My father was blown away — by Henry’s performance.
When he learned Henry had enrolled at Texas A&M, my father asked me to reconsider my choice of colleges. In the 1950s and 1960s, A&M was the place all Mexican-American military veterans wanted their sons to attend. It was the school where they could join the corps, graduate as second lieutenants and serve their country as officers.
“Dad, Henry’s the son of a general,” I said, lying. I had no idea what Henry’s father did. “He’ll be an officer. Heck, he’ll probably be president one day. I’m the son of an enlisted man. I can’t lead men on a football team, much less on a battlefield. I’m a rebel and an outlaw. You said so yourself.”
My father had once said writers were all rebels and outlaws, and I wasn’t about to let him forget it. All this came back to me years later when I read about Henry having prostate cancer. I prayed and hoped he would beat it. But what that news about Henry did was shake my foundation of well-being and forced me, for the first time, to seriously confront the mortality not only of someone so close to my dreams as a youth but also of myself as well.
Over the years, Henry’s life and mine have passed each other in Texas, Washington, Los Angeles and anywhere there were political conventions of any significance. I’ve interviewed Henry on occasions and, in our own ways, we’ve praised each other on our successes as well as consoled one another on our falls from grace, personally and professionally. People who grow up together invariably have nicknames for each other, monikers that we use behind their backs. I don’t know what Henry’s was for me, if there was one. I’ve heard them all from other friends and I imagine it might be something similar. Mine for Henry was Manolete, the Spanish bullfighter who rose to glory in the years after the Spanish Civil War. I called him Manolete because I have never seen a picture of Manolete smiling. He always seemed so serious, almost sorrowful and tragic. Henry struck me that way, even when he was smiling, as if something very sad was going on in his life. I’ve never thought of myself as a playboy; but, in contrast, you would have thought I was the life of the party.
“Henry, it’s only words,” I recall saying to him after a high school debate tournament. His team hadn’t won, but neither had mine. Henry, though, wore that game face, as if blaming himself or as if he were facing a firing squad or some fierce 2,000-pound animal in a bullring. “You’re a great debater.

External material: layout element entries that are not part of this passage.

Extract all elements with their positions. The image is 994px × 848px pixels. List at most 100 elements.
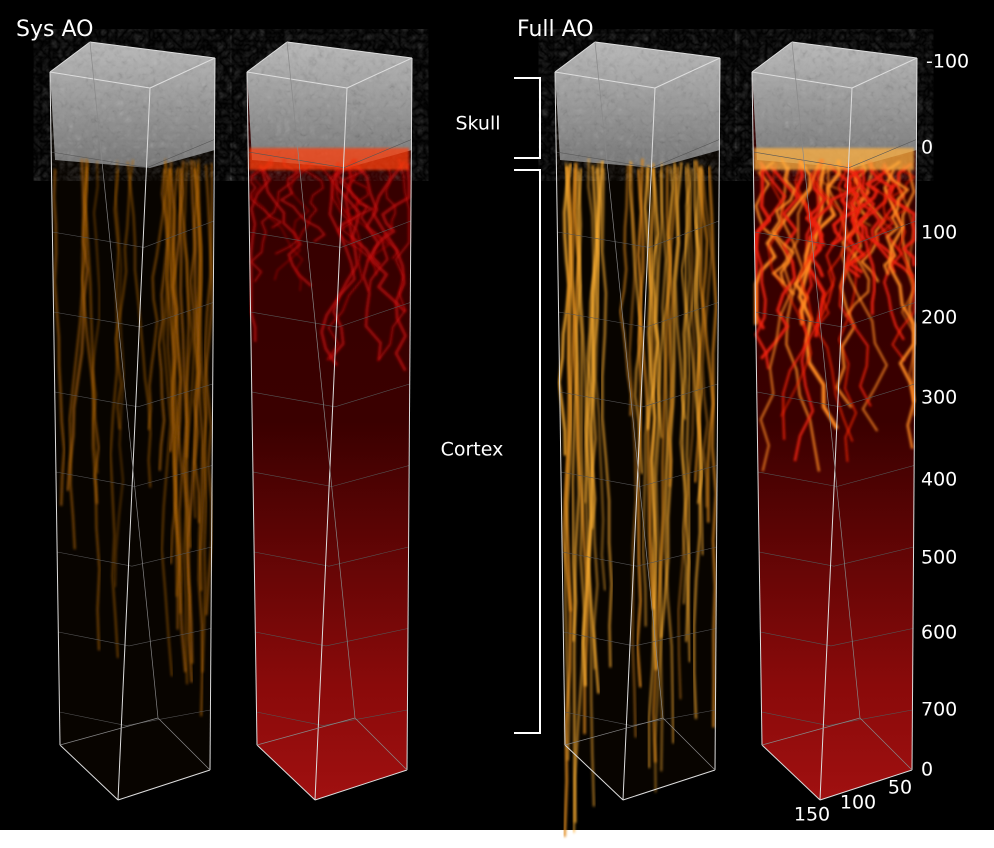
vessel [830, 163, 889, 247]
edge [622, 87, 656, 801]
grid [556, 139, 720, 169]
vessel [771, 157, 796, 285]
edge [554, 71, 566, 746]
vessel [688, 168, 704, 556]
edge [117, 769, 211, 801]
vessel [126, 161, 152, 488]
vessel [250, 159, 284, 229]
vessel [52, 168, 66, 506]
vessel [83, 160, 101, 651]
depth-label: 200 [921, 307, 957, 329]
grid [756, 383, 915, 408]
vessel [147, 168, 171, 430]
edge [791, 41, 861, 719]
vessel [573, 163, 589, 734]
vessel [334, 162, 407, 313]
edge [286, 41, 356, 719]
depth-label: -100 [926, 51, 969, 73]
vessel [557, 163, 572, 456]
vessel [883, 160, 910, 276]
vessel [699, 165, 715, 523]
vessel [336, 164, 376, 232]
grid [755, 302, 916, 328]
edge [819, 769, 913, 801]
edge [209, 57, 216, 771]
grid [557, 220, 719, 248]
edge [246, 71, 348, 89]
vessel [680, 163, 691, 420]
edge [246, 71, 258, 746]
vessel [164, 162, 182, 597]
edge [256, 744, 316, 801]
depth-label: 0 [921, 137, 933, 159]
grid [564, 709, 716, 726]
volumes [49, 41, 918, 837]
vessel [643, 165, 658, 671]
edge [751, 71, 763, 746]
edge [622, 769, 716, 801]
grid [53, 302, 214, 328]
vessel [114, 159, 134, 430]
vessel [274, 165, 325, 255]
edge [662, 717, 716, 771]
edge [354, 717, 408, 771]
grid [255, 628, 408, 647]
grid [759, 546, 914, 567]
vessel [667, 166, 679, 487]
vessel [562, 168, 576, 612]
volume [554, 41, 721, 837]
edge [49, 41, 91, 73]
vessel [584, 165, 600, 694]
vessel [797, 165, 839, 430]
depth-label: 600 [921, 622, 957, 644]
vessel [109, 168, 120, 658]
depth-label: 100 [921, 222, 957, 244]
grid [753, 139, 917, 169]
vessel [648, 169, 663, 769]
edge [59, 744, 119, 801]
vessel [646, 168, 660, 430]
vessel [843, 160, 895, 269]
vessel [652, 165, 671, 763]
depth-axis: -100 0 100 200 300 400 500 600 700 0 150 100 50 [794, 51, 969, 826]
vessel [350, 158, 382, 360]
grid [559, 383, 718, 408]
edge [751, 41, 793, 73]
vessel [677, 168, 696, 700]
vessel [659, 162, 676, 772]
vessel [573, 169, 586, 833]
vessel [794, 158, 854, 442]
vessel [694, 160, 709, 483]
vessel [681, 168, 693, 605]
volume [49, 41, 216, 801]
grid [250, 302, 411, 328]
vessel [260, 159, 313, 288]
vessel [628, 162, 637, 738]
panel-label: Full AO [517, 17, 594, 42]
vessel [563, 166, 573, 837]
vessel [782, 162, 851, 440]
edge [286, 41, 413, 59]
grid [562, 546, 717, 567]
edge [714, 57, 721, 771]
edge [59, 717, 159, 746]
grid [256, 709, 408, 726]
grid [54, 383, 213, 408]
lateral-label: 100 [840, 792, 876, 814]
edge [594, 41, 721, 59]
vessel [68, 158, 88, 550]
edge [564, 744, 624, 801]
skull-texture [50, 42, 215, 168]
vessel [652, 162, 663, 793]
edge [117, 87, 151, 801]
grid [248, 139, 412, 169]
grid [754, 220, 916, 248]
vessel [883, 168, 916, 403]
grid [254, 546, 409, 567]
vessel [186, 159, 202, 664]
vessel [376, 157, 410, 362]
grid [251, 383, 410, 408]
vessel [176, 167, 192, 549]
edge [406, 57, 413, 771]
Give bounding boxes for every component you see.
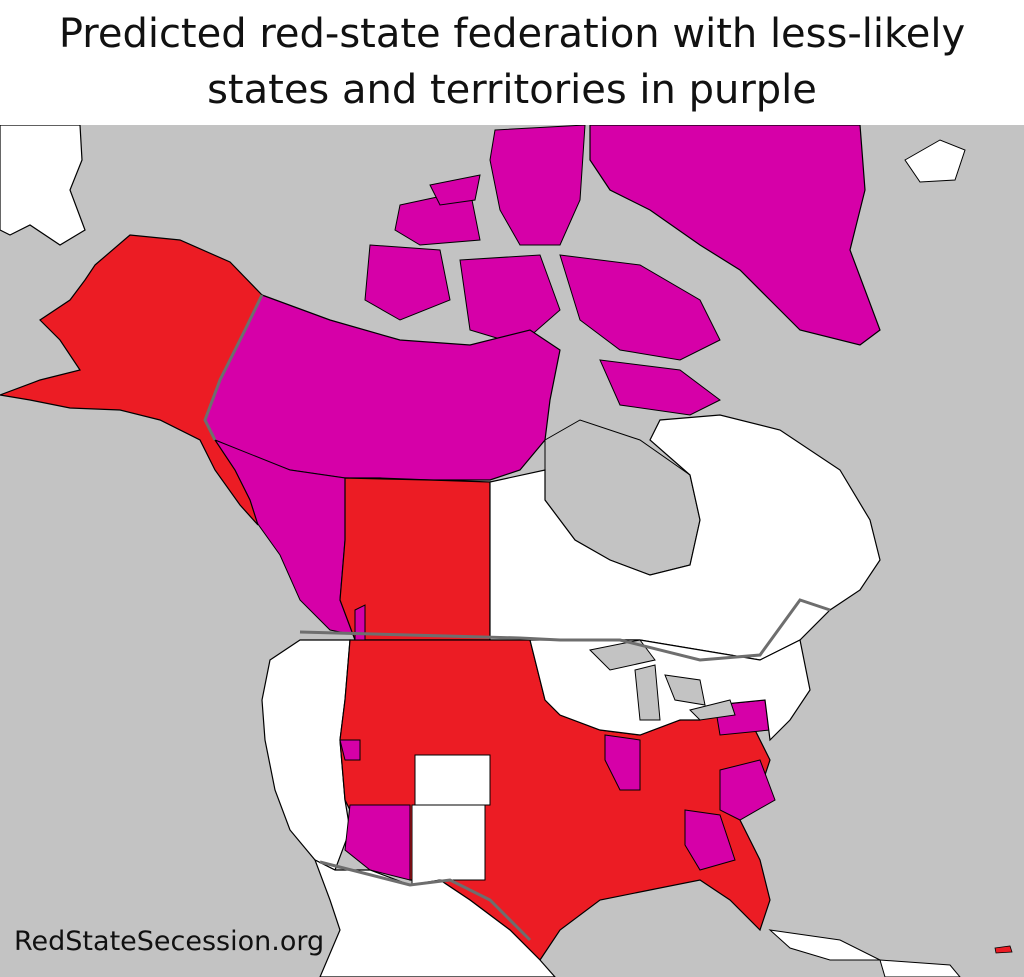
illinois <box>604 734 641 791</box>
hispaniola <box>879 959 961 977</box>
map-title: Predicted red-state federation with less… <box>0 0 1024 125</box>
us-mexico-border <box>319 860 532 942</box>
iceland <box>904 139 966 183</box>
mexico <box>313 858 556 977</box>
puerto-rico <box>994 945 1013 954</box>
north-america-map <box>0 125 1024 977</box>
greenland <box>589 125 881 346</box>
great-lakes <box>588 639 736 721</box>
virginia-nc <box>719 759 776 821</box>
purple-us-states <box>339 604 776 881</box>
title-line-2: states and territories in purple <box>207 67 817 113</box>
alaska-canada-border <box>203 294 264 441</box>
new-mexico <box>411 804 486 886</box>
arizona <box>344 804 411 881</box>
arctic-islands <box>364 125 721 416</box>
idaho-sliver <box>354 604 366 641</box>
source-credit: RedStateSecession.org <box>14 926 325 957</box>
georgia <box>684 809 736 871</box>
us-canada-border <box>299 598 831 662</box>
siberia-landmass <box>0 125 86 246</box>
title-line-1: Predicted red-state federation with less… <box>58 11 966 57</box>
nevada-sliver <box>339 739 361 761</box>
cuba <box>768 929 881 961</box>
colorado <box>414 754 491 806</box>
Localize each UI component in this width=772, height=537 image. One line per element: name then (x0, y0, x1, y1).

You’ll win the next competition.”
I think we all sensed that Henry was destined for true greatness, if anyone we knew ever was. He became mayor of San Antonio and the rising Latino star of the Democratic Party for his time. In 1984, Democratic Presidential Nominee Walter Mondale considered Henry as a running mate before choosing Rep. Geraldine Ferraro. In 1992, Henry finally made it on to the national political landscape when President Bill Clinton named him to his Cabinet. We all have our secrets, however, and Henry’s doomed him. He was found to have lied to the FBI about a mistress, hush payments to her, and a sordid affair that destroyed his dreams.

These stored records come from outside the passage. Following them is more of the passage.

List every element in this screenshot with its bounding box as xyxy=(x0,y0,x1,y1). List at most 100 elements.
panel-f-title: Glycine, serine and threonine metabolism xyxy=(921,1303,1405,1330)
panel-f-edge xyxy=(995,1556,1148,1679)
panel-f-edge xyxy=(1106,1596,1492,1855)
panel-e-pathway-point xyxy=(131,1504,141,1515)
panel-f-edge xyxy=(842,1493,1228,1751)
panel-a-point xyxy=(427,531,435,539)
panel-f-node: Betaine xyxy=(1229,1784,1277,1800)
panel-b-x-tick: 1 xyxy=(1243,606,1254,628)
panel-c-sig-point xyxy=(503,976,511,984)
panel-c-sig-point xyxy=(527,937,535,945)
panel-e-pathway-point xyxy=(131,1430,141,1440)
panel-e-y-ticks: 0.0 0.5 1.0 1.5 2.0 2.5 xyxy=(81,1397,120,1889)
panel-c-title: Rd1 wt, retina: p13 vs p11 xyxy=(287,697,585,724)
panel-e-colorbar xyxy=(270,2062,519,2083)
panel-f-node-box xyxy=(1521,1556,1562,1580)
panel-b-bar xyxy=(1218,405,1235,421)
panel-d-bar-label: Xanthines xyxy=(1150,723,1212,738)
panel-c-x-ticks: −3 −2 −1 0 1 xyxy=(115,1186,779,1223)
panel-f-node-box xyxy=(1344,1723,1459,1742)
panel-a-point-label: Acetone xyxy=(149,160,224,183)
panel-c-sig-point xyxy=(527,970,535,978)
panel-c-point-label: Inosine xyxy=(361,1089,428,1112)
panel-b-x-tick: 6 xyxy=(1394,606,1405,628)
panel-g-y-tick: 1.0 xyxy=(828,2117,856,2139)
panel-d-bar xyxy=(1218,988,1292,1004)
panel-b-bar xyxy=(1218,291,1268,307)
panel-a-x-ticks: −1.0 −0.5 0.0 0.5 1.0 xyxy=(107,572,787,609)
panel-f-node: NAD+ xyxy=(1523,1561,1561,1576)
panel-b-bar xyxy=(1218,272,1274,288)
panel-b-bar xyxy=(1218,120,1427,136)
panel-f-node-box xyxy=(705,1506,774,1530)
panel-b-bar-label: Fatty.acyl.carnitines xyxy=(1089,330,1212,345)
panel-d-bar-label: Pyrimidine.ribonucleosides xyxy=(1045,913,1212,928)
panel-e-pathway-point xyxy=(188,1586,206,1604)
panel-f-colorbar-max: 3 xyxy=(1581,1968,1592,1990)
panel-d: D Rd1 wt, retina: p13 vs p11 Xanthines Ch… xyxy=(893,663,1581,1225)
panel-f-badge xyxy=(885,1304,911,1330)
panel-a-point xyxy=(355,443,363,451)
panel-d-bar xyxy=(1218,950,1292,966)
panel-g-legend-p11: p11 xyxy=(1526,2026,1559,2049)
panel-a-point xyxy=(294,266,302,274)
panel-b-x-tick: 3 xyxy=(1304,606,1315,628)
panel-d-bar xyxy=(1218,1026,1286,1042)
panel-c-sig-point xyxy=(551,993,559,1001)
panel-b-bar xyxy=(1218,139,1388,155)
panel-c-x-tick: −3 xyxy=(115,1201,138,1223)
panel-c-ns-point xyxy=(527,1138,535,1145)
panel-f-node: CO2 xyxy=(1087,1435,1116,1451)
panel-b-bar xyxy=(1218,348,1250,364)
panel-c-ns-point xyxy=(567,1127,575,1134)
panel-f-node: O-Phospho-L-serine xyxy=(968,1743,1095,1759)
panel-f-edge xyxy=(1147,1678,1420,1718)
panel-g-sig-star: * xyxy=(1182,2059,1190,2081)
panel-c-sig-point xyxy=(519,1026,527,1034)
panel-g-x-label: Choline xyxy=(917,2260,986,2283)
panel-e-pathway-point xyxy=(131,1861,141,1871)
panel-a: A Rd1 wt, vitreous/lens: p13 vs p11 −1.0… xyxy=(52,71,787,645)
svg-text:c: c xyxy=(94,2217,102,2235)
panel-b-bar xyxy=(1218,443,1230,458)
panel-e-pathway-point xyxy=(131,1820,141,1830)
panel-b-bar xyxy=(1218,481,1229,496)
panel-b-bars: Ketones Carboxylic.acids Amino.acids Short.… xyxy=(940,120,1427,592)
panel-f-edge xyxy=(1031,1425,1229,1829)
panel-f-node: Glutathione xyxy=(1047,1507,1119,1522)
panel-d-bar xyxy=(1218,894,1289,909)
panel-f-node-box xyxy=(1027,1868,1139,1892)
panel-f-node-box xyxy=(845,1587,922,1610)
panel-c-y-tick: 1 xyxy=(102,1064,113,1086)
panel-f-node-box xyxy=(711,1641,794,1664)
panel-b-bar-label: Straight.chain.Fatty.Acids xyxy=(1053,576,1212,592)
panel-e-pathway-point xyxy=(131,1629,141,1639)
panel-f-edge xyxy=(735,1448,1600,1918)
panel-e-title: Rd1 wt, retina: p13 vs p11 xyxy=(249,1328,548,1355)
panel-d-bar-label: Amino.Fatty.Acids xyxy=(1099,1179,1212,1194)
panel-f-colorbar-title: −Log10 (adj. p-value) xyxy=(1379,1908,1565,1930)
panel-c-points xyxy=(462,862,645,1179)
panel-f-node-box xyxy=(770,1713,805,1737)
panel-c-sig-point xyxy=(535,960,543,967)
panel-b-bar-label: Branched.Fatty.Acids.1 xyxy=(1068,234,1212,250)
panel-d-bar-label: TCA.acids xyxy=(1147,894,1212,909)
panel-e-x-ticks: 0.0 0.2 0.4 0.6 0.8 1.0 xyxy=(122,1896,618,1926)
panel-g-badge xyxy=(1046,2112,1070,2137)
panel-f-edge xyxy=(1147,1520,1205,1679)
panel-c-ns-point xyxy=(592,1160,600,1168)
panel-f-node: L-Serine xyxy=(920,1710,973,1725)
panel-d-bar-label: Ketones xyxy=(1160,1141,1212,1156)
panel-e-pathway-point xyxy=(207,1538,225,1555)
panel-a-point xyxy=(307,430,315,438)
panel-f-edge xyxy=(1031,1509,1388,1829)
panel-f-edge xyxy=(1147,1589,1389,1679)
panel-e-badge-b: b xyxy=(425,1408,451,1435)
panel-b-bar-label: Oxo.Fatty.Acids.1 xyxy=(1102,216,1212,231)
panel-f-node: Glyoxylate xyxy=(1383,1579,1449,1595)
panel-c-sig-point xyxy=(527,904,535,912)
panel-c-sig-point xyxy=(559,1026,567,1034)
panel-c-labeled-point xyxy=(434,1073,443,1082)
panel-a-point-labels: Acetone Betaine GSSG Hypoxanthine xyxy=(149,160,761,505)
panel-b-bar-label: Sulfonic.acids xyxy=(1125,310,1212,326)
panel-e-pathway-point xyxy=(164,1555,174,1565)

My father kept up with news reports of the investigation as if… well, as if Henry were his son. My father learned that a journalist in whom Henry had confided about the affair had betrayed him, and you would have thought I had been that writer who ratted him out.
“You work in a profession full of sons of bitches and Judases,” my father said to me at the time.
“And rebels and outlaws,” I reminded him.
A few years later, as my father lay on his deathbed, I wasn’t sure what else to say. We had made our peace, what we could anyway. I just wanted to say something more that would ease his final hours.
“Dad,” I said. “I’m sorry I wasn’t more like Henry Cisneros. I’m sorry I couldn’t fulfill your dreams. If it’s any consolation, I haven’t fulfilled my dreams either.”
My father shook his head, as if to protest. He had tears in his eyes, and I thought we would just sit there for a while longer.
“I don’t care about Henry,” he said, finally. “I care about you and what you did or tried to do. A father’s dreams for his son are never fulfilled. They’re just that — dreams. The important thing, and what I’m proud of you for, is that you had the courage to chase your own dreams. Your dreams — not someone else’s.”